Four of the fatalities were a result of a Fall of Ground (FOG). The fifth fatality was a result of an mobile equipment incident.

Addressing the fatalities through its Johannesburg Securities Exchange news statement, the company said, “Regrettably, five employees at Impala Rustenburg and one at Marula suffered fatal injuries at our operations during the six months ended 31 December 2017.” The mining company reported another fatality last January in Rustenburg after the reporting period.

No life is worth the precious metals being mined: AMCU

Responding to these fatalities AMCU’s National Health and Safety Officer, Mathew Grant, said “As AMCU National Health and Safety Department, we have deep concern for any worker’s life lost. Whilst our sympathies go out to the families of the deceased, we say to Implats management: No life is worth the precious metals being mined.”

“We cannot and will not share celebration of profits when workers are being killed while doing their jobs. Moreover, Impala instituted Section 189 (LRA) process, destroying 1400 jobs – what Implats calls ‘restructuring’. They blame the ‘price environment’ for job losses. They do this to maintain their business, which means profits for shareholders,” he added.

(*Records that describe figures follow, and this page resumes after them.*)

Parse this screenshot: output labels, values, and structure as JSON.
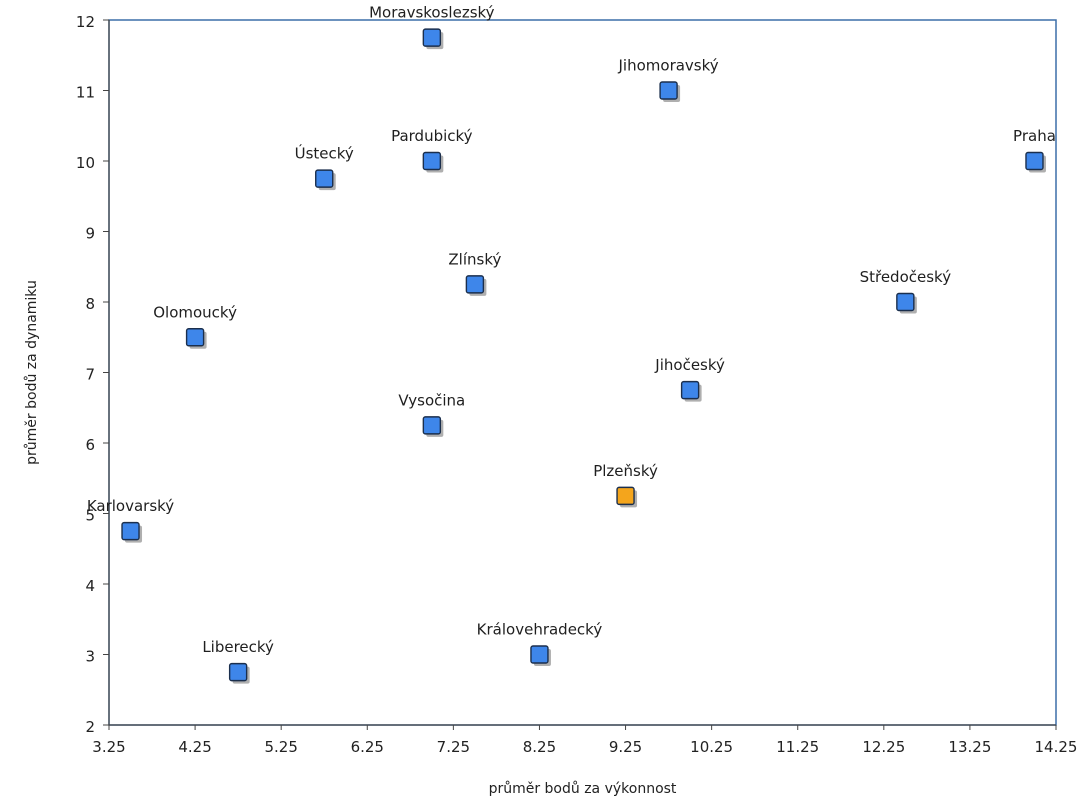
{
  "chart_data": {
    "type": "scatter",
    "xlabel": "průměr bodů za výkonnost",
    "ylabel": "průměr bodů za dynamiku",
    "xlim": [
      3.25,
      14.25
    ],
    "ylim": [
      2,
      12
    ],
    "x_ticks": [
      "3.25",
      "4.25",
      "5.25",
      "6.25",
      "7.25",
      "8.25",
      "9.25",
      "10.25",
      "11.25",
      "12.25",
      "13.25",
      "14.25"
    ],
    "y_ticks": [
      "2",
      "3",
      "4",
      "5",
      "6",
      "7",
      "8",
      "9",
      "10",
      "11",
      "12"
    ],
    "grid": true,
    "colors": {
      "default": "#3e86ea",
      "highlight": "#f4a51c"
    },
    "points": [
      {
        "label": "Moravskoslezský",
        "x": 7.0,
        "y": 11.75,
        "highlight": false
      },
      {
        "label": "Jihomoravský",
        "x": 9.75,
        "y": 11.0,
        "highlight": false
      },
      {
        "label": "Praha",
        "x": 14.0,
        "y": 10.0,
        "highlight": false
      },
      {
        "label": "Ústecký",
        "x": 5.75,
        "y": 9.75,
        "highlight": false
      },
      {
        "label": "Pardubický",
        "x": 7.0,
        "y": 10.0,
        "highlight": false
      },
      {
        "label": "Zlínský",
        "x": 7.5,
        "y": 8.25,
        "highlight": false
      },
      {
        "label": "Středočeský",
        "x": 12.5,
        "y": 8.0,
        "highlight": false
      },
      {
        "label": "Olomoucký",
        "x": 4.25,
        "y": 7.5,
        "highlight": false
      },
      {
        "label": "Jihočeský",
        "x": 10.0,
        "y": 6.75,
        "highlight": false
      },
      {
        "label": "Vysočina",
        "x": 7.0,
        "y": 6.25,
        "highlight": false
      },
      {
        "label": "Plzeňský",
        "x": 9.25,
        "y": 5.25,
        "highlight": true
      },
      {
        "label": "Karlovarský",
        "x": 3.5,
        "y": 4.75,
        "highlight": false
      },
      {
        "label": "Liberecký",
        "x": 4.75,
        "y": 2.75,
        "highlight": false
      },
      {
        "label": "Královehradecký",
        "x": 8.25,
        "y": 3.0,
        "highlight": false
      }
    ]
  }
}
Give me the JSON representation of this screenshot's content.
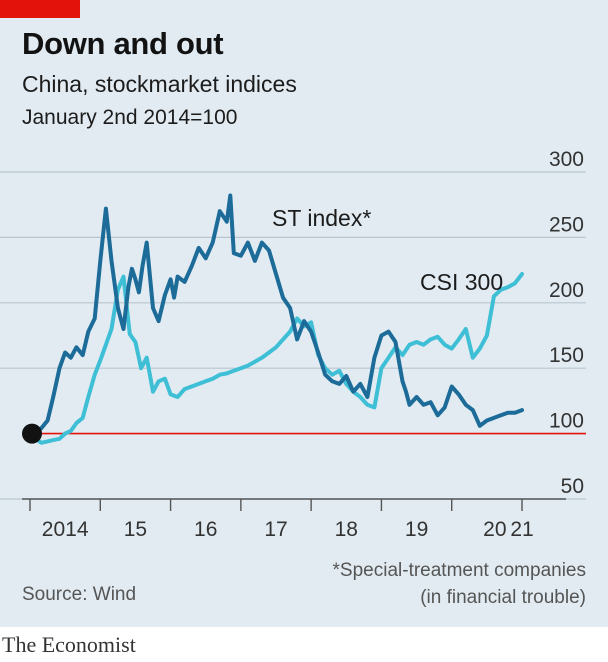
{
  "header": {
    "title": "Down and out",
    "subtitle": "China, stockmarket indices",
    "base_note": "January 2nd 2014=100"
  },
  "footer": {
    "footnote_line1": "*Special-treatment companies",
    "footnote_line2": "(in financial trouble)",
    "source": "Source: Wind",
    "brand": "The Economist"
  },
  "colors": {
    "panel_bg": "#e1ebf1",
    "accent_red": "#e3120b",
    "st_index": "#1c6b98",
    "csi300": "#3ebfd6",
    "baseline": "#e3120b",
    "grid": "#b9c6ce",
    "text": "#1c1c1c"
  },
  "chart_data": {
    "type": "line",
    "title": "Down and out",
    "subtitle": "China, stockmarket indices",
    "ylabel": "January 2nd 2014=100",
    "ylim": [
      50,
      300
    ],
    "yticks": [
      50,
      100,
      150,
      200,
      250,
      300
    ],
    "xlim": [
      2014.0,
      2021.1
    ],
    "xtick_labels": [
      "2014",
      "15",
      "16",
      "17",
      "18",
      "19",
      "20",
      "21"
    ],
    "grid": true,
    "baseline_value": 100,
    "start_marker": {
      "x": 2014.0,
      "y": 100
    },
    "series": [
      {
        "name": "ST index*",
        "label": "ST index*",
        "color": "#1c6b98",
        "x": [
          2014.0,
          2014.08,
          2014.16,
          2014.25,
          2014.33,
          2014.42,
          2014.5,
          2014.58,
          2014.66,
          2014.75,
          2014.83,
          2014.92,
          2015.0,
          2015.08,
          2015.16,
          2015.25,
          2015.33,
          2015.4,
          2015.45,
          2015.5,
          2015.55,
          2015.6,
          2015.66,
          2015.75,
          2015.83,
          2015.92,
          2016.0,
          2016.05,
          2016.1,
          2016.2,
          2016.3,
          2016.4,
          2016.5,
          2016.6,
          2016.7,
          2016.8,
          2016.85,
          2016.9,
          2017.0,
          2017.1,
          2017.2,
          2017.3,
          2017.4,
          2017.5,
          2017.6,
          2017.7,
          2017.8,
          2017.9,
          2018.0,
          2018.1,
          2018.2,
          2018.3,
          2018.4,
          2018.5,
          2018.6,
          2018.7,
          2018.8,
          2018.9,
          2019.0,
          2019.1,
          2019.2,
          2019.3,
          2019.35,
          2019.4,
          2019.5,
          2019.6,
          2019.7,
          2019.8,
          2019.9,
          2020.0,
          2020.1,
          2020.2,
          2020.3,
          2020.4,
          2020.5,
          2020.6,
          2020.7,
          2020.8,
          2020.9,
          2021.0
        ],
        "y": [
          100,
          102,
          104,
          110,
          128,
          150,
          162,
          158,
          166,
          160,
          178,
          188,
          232,
          272,
          232,
          196,
          180,
          212,
          226,
          218,
          208,
          228,
          246,
          196,
          186,
          206,
          218,
          204,
          220,
          216,
          228,
          242,
          234,
          246,
          270,
          262,
          282,
          238,
          236,
          246,
          232,
          246,
          240,
          222,
          204,
          196,
          172,
          186,
          178,
          162,
          145,
          140,
          138,
          144,
          132,
          138,
          128,
          158,
          175,
          178,
          170,
          140,
          132,
          122,
          128,
          122,
          124,
          114,
          120,
          136,
          130,
          122,
          118,
          106,
          110,
          112,
          114,
          116,
          116,
          118
        ]
      },
      {
        "name": "CSI 300",
        "label": "CSI 300",
        "color": "#3ebfd6",
        "x": [
          2014.0,
          2014.08,
          2014.16,
          2014.25,
          2014.33,
          2014.42,
          2014.5,
          2014.58,
          2014.66,
          2014.75,
          2014.83,
          2014.92,
          2015.0,
          2015.08,
          2015.16,
          2015.25,
          2015.33,
          2015.42,
          2015.5,
          2015.58,
          2015.66,
          2015.75,
          2015.83,
          2015.92,
          2016.0,
          2016.1,
          2016.2,
          2016.3,
          2016.4,
          2016.5,
          2016.6,
          2016.7,
          2016.8,
          2016.9,
          2017.0,
          2017.1,
          2017.2,
          2017.3,
          2017.4,
          2017.5,
          2017.6,
          2017.7,
          2017.8,
          2017.9,
          2018.0,
          2018.1,
          2018.2,
          2018.3,
          2018.4,
          2018.5,
          2018.6,
          2018.7,
          2018.8,
          2018.9,
          2019.0,
          2019.1,
          2019.2,
          2019.3,
          2019.4,
          2019.5,
          2019.6,
          2019.7,
          2019.8,
          2019.9,
          2020.0,
          2020.1,
          2020.2,
          2020.3,
          2020.4,
          2020.5,
          2020.6,
          2020.7,
          2020.8,
          2020.9,
          2021.0
        ],
        "y": [
          100,
          96,
          93,
          94,
          95,
          96,
          100,
          102,
          108,
          112,
          128,
          145,
          156,
          168,
          180,
          210,
          220,
          176,
          170,
          150,
          158,
          132,
          140,
          142,
          130,
          128,
          134,
          136,
          138,
          140,
          142,
          145,
          146,
          148,
          150,
          152,
          155,
          158,
          162,
          166,
          172,
          178,
          188,
          182,
          185,
          160,
          150,
          145,
          148,
          138,
          132,
          128,
          122,
          120,
          150,
          158,
          166,
          160,
          168,
          170,
          168,
          172,
          174,
          168,
          165,
          172,
          180,
          158,
          165,
          175,
          205,
          210,
          212,
          215,
          222
        ]
      }
    ]
  }
}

Grant also said, “Fatal accidents in the mining industry are not simply ‘human error’ – meaning workers are to blame. No. Careful analysis and research of fatal accidents shows that in the platinum industry, systematic factors (such as inadequate leadership) rather that human error is to blame for fatal accidents. Time after time, mine management focuses on the fault of the worker and takes for granted the context and environment in which they perform their work.”

Companies should provide safest environment possible

AMCU said the best way to prevent fatalities in mining was to provide workers with the safest environment possible, updated and state-of-the-art training, competent and effective leadership and supervision, with a focus on health and safety instead of production.

“Last year brought an increase in fatalities, according to the Department of Mineral Resources, for the first time in 10 years parallel with a slew of Section 189s in the industry, cutting jobs. The sword of fatalities hangs over the South African mining industry and will not disappear unless the lives of mineworkers truly and actually comes before profit,” added Grant.